Texas Trust Money Management Advice

Money Management

Prioritizing Your Loans for Quicker Payback

Prioritizing how you repay your debt is essential since it can impact how efficiently and quickly you become debt-free. It could also affect the ease in which you maintain your financial motivation. Having a well-organized priority list can not only help you to save money and time but also ensure you stay motivated to repay your debt.

Make a List of Your Debt

First, you'll want to list all your debt, such as:

  • Student loans
  • Mortgage
  • Title loan
  • Car loan
  • Business loan
  • Credit card balances
  • Payday loans

Not only list them, but write down the amount you owe, the monthly payment, the interest rate, and if the loan is current, in default, or late.

Strategies for Debt Repayment

Here are four strategies for prioritizing how you repay your debt:

  1. Pay High-Interest Rate Debt First

    Prioritizing your debt by annual percentage rate (APR) is essentially the best strategy. If you pay off your debts with the highest APR first, you will save money overall. High APR debts accrue higher monthly interest fees. Therefore, the more you allow the debt to linger, the more it will cost you.
  2. Pay Small Balances First

    If your high APR debt is your highest balance, it can take some time for you to pay it all off, and this could cause you to lose motivation and decide to just stay in debt.

    That is not good, so you may want a different strategy. Instead, you might want to start with your smallest balances first. Tackling your small balances are quick wins and can help keep you motivated to tackle your larger debts.
  3. Pay Your Largest Balances First

    There may be some situations where you will want to pay your largest balances off first, such as:

    • Your largest balances are on a 0% promotional period, and you will want to pay it off before the promotion ends.
    • Part of your balance has a high APR since you used a special type of transaction like a cash advance.
    • You are paying a joint account off from a divorce decree to allow you to close the account.
    • The larger balance is harming your credit score since you are using over the 30% available credit limit.
  4. Pay All Your Balances Off At Once with Debt Consolidation

    If you cannot pay off your debt within five years or have high rate loans that are making it difficult, you might consider debt consolidation. In some cases, individuals consolidate debt because it is difficult keeping track of a handful of payments and their due dates.

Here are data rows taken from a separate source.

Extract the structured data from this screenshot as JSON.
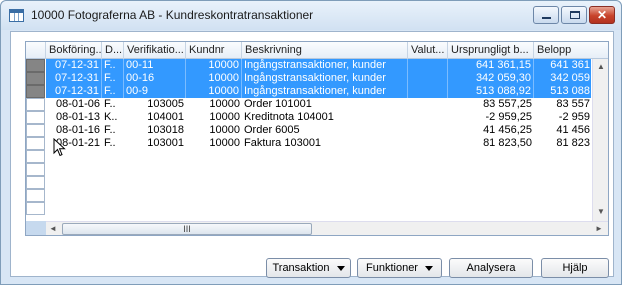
{
  "window": {
    "title": "10000 Fotograferna AB - Kundreskontratransaktioner",
    "controls": {
      "min": "minimize",
      "max": "maximize",
      "close": "✕"
    }
  },
  "table": {
    "columns": [
      "Bokföring...",
      "D...",
      "Verifikatio...",
      "Kundnr",
      "Beskrivning",
      "Valut...",
      "Ursprungligt b...",
      "Belopp"
    ],
    "rows": [
      {
        "date": "07-12-31",
        "d": "F..",
        "ver": "00-11",
        "kundnr": "10000",
        "desc": "Ingångstransaktioner, kunder",
        "cur": "",
        "orig": "641 361,15",
        "amount": "641 361",
        "selected": true
      },
      {
        "date": "07-12-31",
        "d": "F..",
        "ver": "00-16",
        "kundnr": "10000",
        "desc": "Ingångstransaktioner, kunder",
        "cur": "",
        "orig": "342 059,30",
        "amount": "342 059",
        "selected": true
      },
      {
        "date": "07-12-31",
        "d": "F..",
        "ver": "00-9",
        "kundnr": "10000",
        "desc": "Ingångstransaktioner, kunder",
        "cur": "",
        "orig": "513 088,92",
        "amount": "513 088",
        "selected": true
      },
      {
        "date": "08-01-06",
        "d": "F..",
        "ver": "103005",
        "kundnr": "10000",
        "desc": "Order 101001",
        "cur": "",
        "orig": "83 557,25",
        "amount": "83 557",
        "selected": false
      },
      {
        "date": "08-01-13",
        "d": "K..",
        "ver": "104001",
        "kundnr": "10000",
        "desc": "Kreditnota 104001",
        "cur": "",
        "orig": "-2 959,25",
        "amount": "-2 959",
        "selected": false
      },
      {
        "date": "08-01-16",
        "d": "F..",
        "ver": "103018",
        "kundnr": "10000",
        "desc": "Order 6005",
        "cur": "",
        "orig": "41 456,25",
        "amount": "41 456",
        "selected": false
      },
      {
        "date": "08-01-21",
        "d": "F..",
        "ver": "103001",
        "kundnr": "10000",
        "desc": "Faktura 103001",
        "cur": "",
        "orig": "81 823,50",
        "amount": "81 823",
        "selected": false
      }
    ]
  },
  "buttons": {
    "transaktion": "Transaktion",
    "funktioner": "Funktioner",
    "analysera": "Analysera",
    "hjalp": "Hjälp"
  },
  "scroll": {
    "thumb_glyph": "III",
    "up": "▲",
    "down": "▼",
    "left": "◄",
    "right": "►"
  },
  "colors": {
    "selection": "#3399ff",
    "row_header_selected": "#858585"
  }
}
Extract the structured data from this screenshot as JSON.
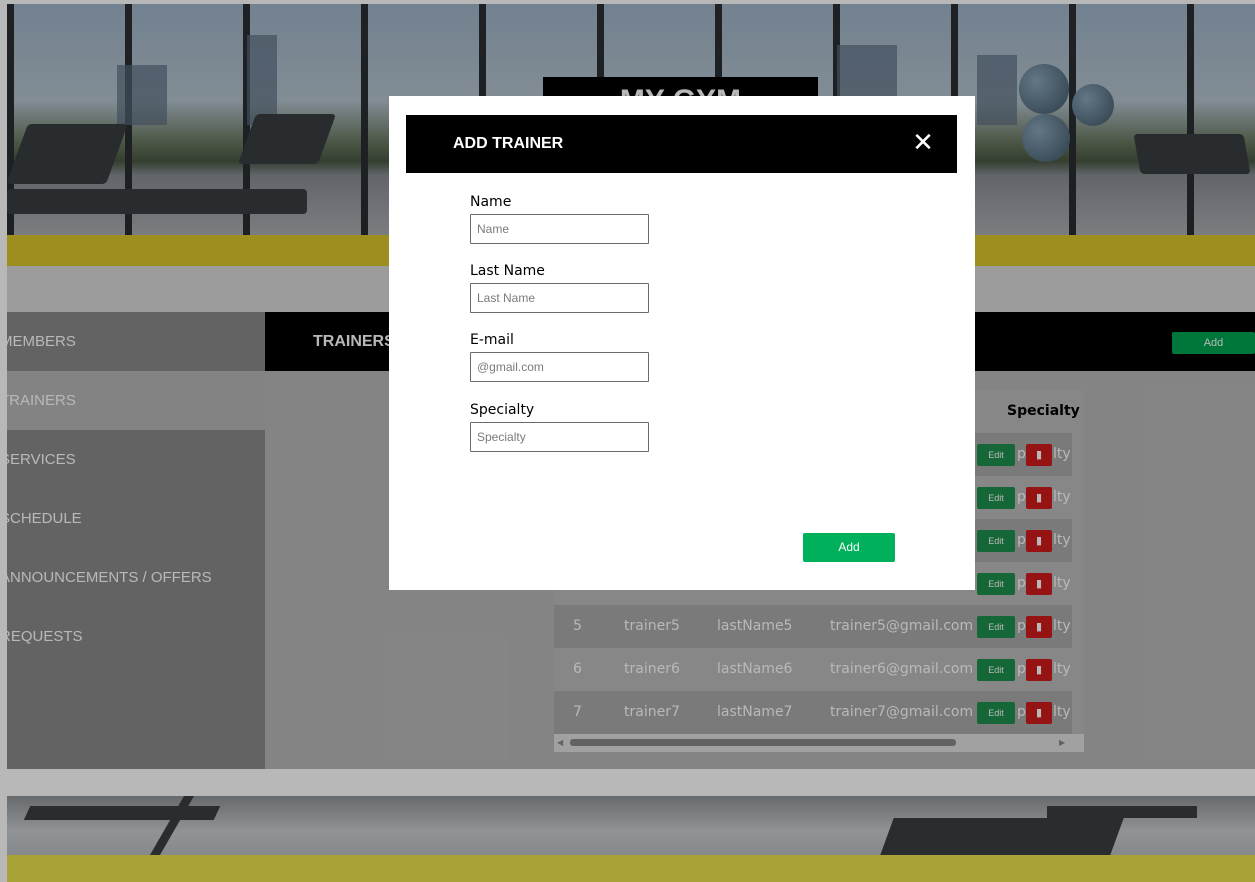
{
  "brand": {
    "logo_text": "MY GYM"
  },
  "sidebar": {
    "items": [
      {
        "label": "MEMBERS"
      },
      {
        "label": "TRAINERS"
      },
      {
        "label": "SERVICES"
      },
      {
        "label": "SCHEDULE"
      },
      {
        "label": "ANNOUNCEMENTS / OFFERS"
      },
      {
        "label": "REQUESTS"
      }
    ],
    "active_index": 1
  },
  "main": {
    "title": "TRAINERS",
    "add_label": "Add"
  },
  "table": {
    "headers": {
      "specialty": "Specialty"
    },
    "edit_label": "Edit",
    "delete_icon": "trash-icon",
    "partial_rows": [
      {
        "specialty_visible": "p",
        "specialty_tail": "lty"
      },
      {
        "specialty_visible": "p",
        "specialty_tail": "lty"
      },
      {
        "specialty_visible": "p",
        "specialty_tail": "lty"
      },
      {
        "specialty_visible": "p",
        "specialty_tail": "lty"
      }
    ],
    "rows": [
      {
        "id": "5",
        "name": "trainer5",
        "last_name": "lastName5",
        "email": "trainer5@gmail.com",
        "specialty_visible": "p",
        "specialty_tail": "lty"
      },
      {
        "id": "6",
        "name": "trainer6",
        "last_name": "lastName6",
        "email": "trainer6@gmail.com",
        "specialty_visible": "p",
        "specialty_tail": "lty"
      },
      {
        "id": "7",
        "name": "trainer7",
        "last_name": "lastName7",
        "email": "trainer7@gmail.com",
        "specialty_visible": "p",
        "specialty_tail": "lty"
      }
    ]
  },
  "modal": {
    "title": "ADD TRAINER",
    "close_icon": "close-icon",
    "fields": {
      "name": {
        "label": "Name",
        "placeholder": "Name",
        "value": ""
      },
      "last_name": {
        "label": "Last Name",
        "placeholder": "Last Name",
        "value": ""
      },
      "email": {
        "label": "E-mail",
        "placeholder": "@gmail.com",
        "value": ""
      },
      "specialty": {
        "label": "Specialty",
        "placeholder": "Specialty",
        "value": ""
      }
    },
    "submit_label": "Add"
  },
  "colors": {
    "accent_green": "#00b05b",
    "edit_green": "#1f8f4e",
    "delete_red": "#d01b1b",
    "brand_yellow": "#d9c62b"
  }
}
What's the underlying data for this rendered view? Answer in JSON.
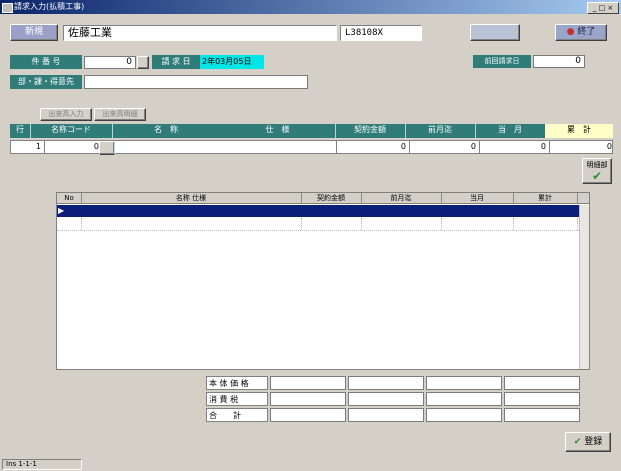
{
  "window": {
    "title": "請求入力(払積工事)",
    "controls": "_ □ ×"
  },
  "header": {
    "new_button": "新規",
    "name_value": "佐藤工業",
    "code_value": "L38108X",
    "blank_button": "",
    "exit_button": "終了"
  },
  "fields": {
    "project_no_label": "件 番 号",
    "project_no_value": "0",
    "billing_label": "請 求 日",
    "billing_value": "2年03月05日",
    "department_label": "部・課・得意先",
    "department_value": "",
    "previous_label": "前回請求日",
    "previous_value": "0"
  },
  "tabs": {
    "tab1": "出来高入力",
    "tab2": "出来高明細"
  },
  "detail_table": {
    "headers": [
      "行",
      "名称コード",
      "名　称",
      "仕　様",
      "契約金額",
      "前月迄",
      "当　月",
      "累　計"
    ],
    "row": {
      "line": "1",
      "code": "0",
      "name": "",
      "spec": "",
      "contract": "0",
      "prev": "0",
      "current": "0",
      "total": "0"
    }
  },
  "detail_button": {
    "label": "明細部"
  },
  "grid": {
    "headers": [
      "No",
      "名称 仕様",
      "契約金額",
      "前月迄",
      "当月",
      "累計"
    ],
    "rows": [
      "",
      "",
      ""
    ]
  },
  "totals": {
    "rows": [
      {
        "label": "本 体 価 格",
        "values": [
          "",
          "",
          "",
          ""
        ]
      },
      {
        "label": "消 費 税",
        "values": [
          "",
          "",
          "",
          ""
        ]
      },
      {
        "label": "合　　計",
        "values": [
          "",
          "",
          "",
          ""
        ]
      }
    ]
  },
  "footer": {
    "register_button": "登録"
  },
  "status": {
    "text": "Ins  1-1-1"
  }
}
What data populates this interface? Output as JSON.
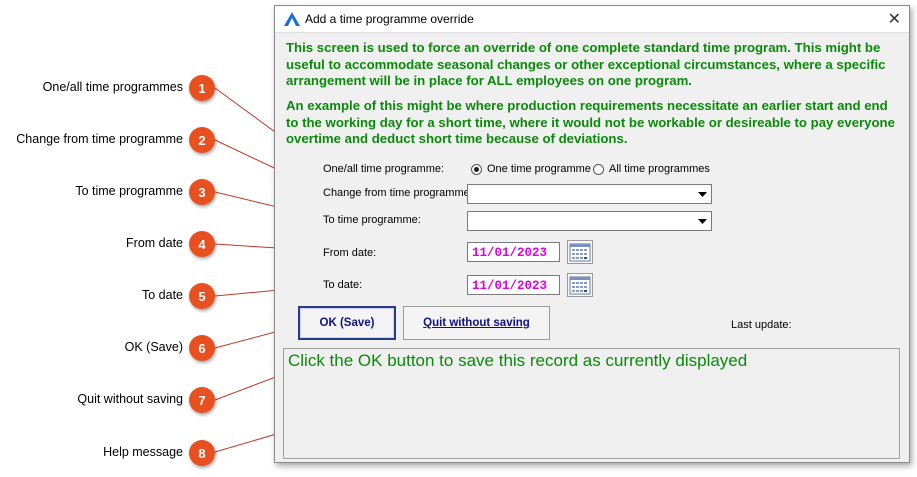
{
  "callouts": [
    {
      "number": "1",
      "label": "One/all time programmes"
    },
    {
      "number": "2",
      "label": "Change from time programme"
    },
    {
      "number": "3",
      "label": "To time programme"
    },
    {
      "number": "4",
      "label": "From date"
    },
    {
      "number": "5",
      "label": "To date"
    },
    {
      "number": "6",
      "label": "OK (Save)"
    },
    {
      "number": "7",
      "label": "Quit without saving"
    },
    {
      "number": "8",
      "label": "Help message"
    }
  ],
  "window": {
    "title": "Add a time programme override",
    "close_glyph": "✕"
  },
  "intro": {
    "para1": "This screen is used to force an override of one complete standard time program. This might be useful to accommodate seasonal changes or other exceptional circumstances, where a specific arrangement will be in place for ALL employees on one program.",
    "para2": "An example of this might be where production requirements necessitate an earlier start and end to the working day for a short time, where it would not be workable or desireable to pay everyone overtime and deduct short time because of deviations."
  },
  "form": {
    "one_all_label": "One/all time programme:",
    "radio_one": "One time programme",
    "radio_all": "All time programmes",
    "radio_selected": "one",
    "change_from_label": "Change from time programme:",
    "change_from_value": "",
    "to_prog_label": "To time programme:",
    "to_prog_value": "",
    "from_date_label": "From date:",
    "from_date_value": "11/01/2023",
    "to_date_label": "To date:",
    "to_date_value": "11/01/2023"
  },
  "buttons": {
    "ok": "OK (Save)",
    "quit": "Quit without saving"
  },
  "last_update_label": "Last update:",
  "help_message": "Click the OK button to save this record as currently displayed",
  "colors": {
    "badge": "#e8501f",
    "intro_text": "#0a8a0a",
    "date_text": "#e000e0",
    "button_text": "#10108a"
  }
}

    Debt consolidation is where you take all your debt and roll it over into a single loan. When individuals talk about debt consolidation, it's usually because they can get a lower monthly payment or lower overall interest rate.

    One common way of consolidating debt is rolling your current credit card balances over onto a single credit card with a low-interest rate (often 0% APR for a specific period). You can save hundreds or thousands of dollars on interest if you pay the balance off before the 0% APR expires.

Takeaway

Ultimately, success in repaying your debt will come down to knowing your options, setting priorities, and deciding on the right strategy. With a little bit of diligence, organization, and persistence, you will soon become debt-free.

Please note, information and interactive calculators are made available to you as self-help tools for your independent use and are intended for illustrative purposes only. We cannot and do not guarantee their applicability or accuracy in regards to your individual circumstances. All examples are hypothetical and are for illustrative purposes. We encourage you to seek personalized advice from qualified professionals regarding all personal finance issues.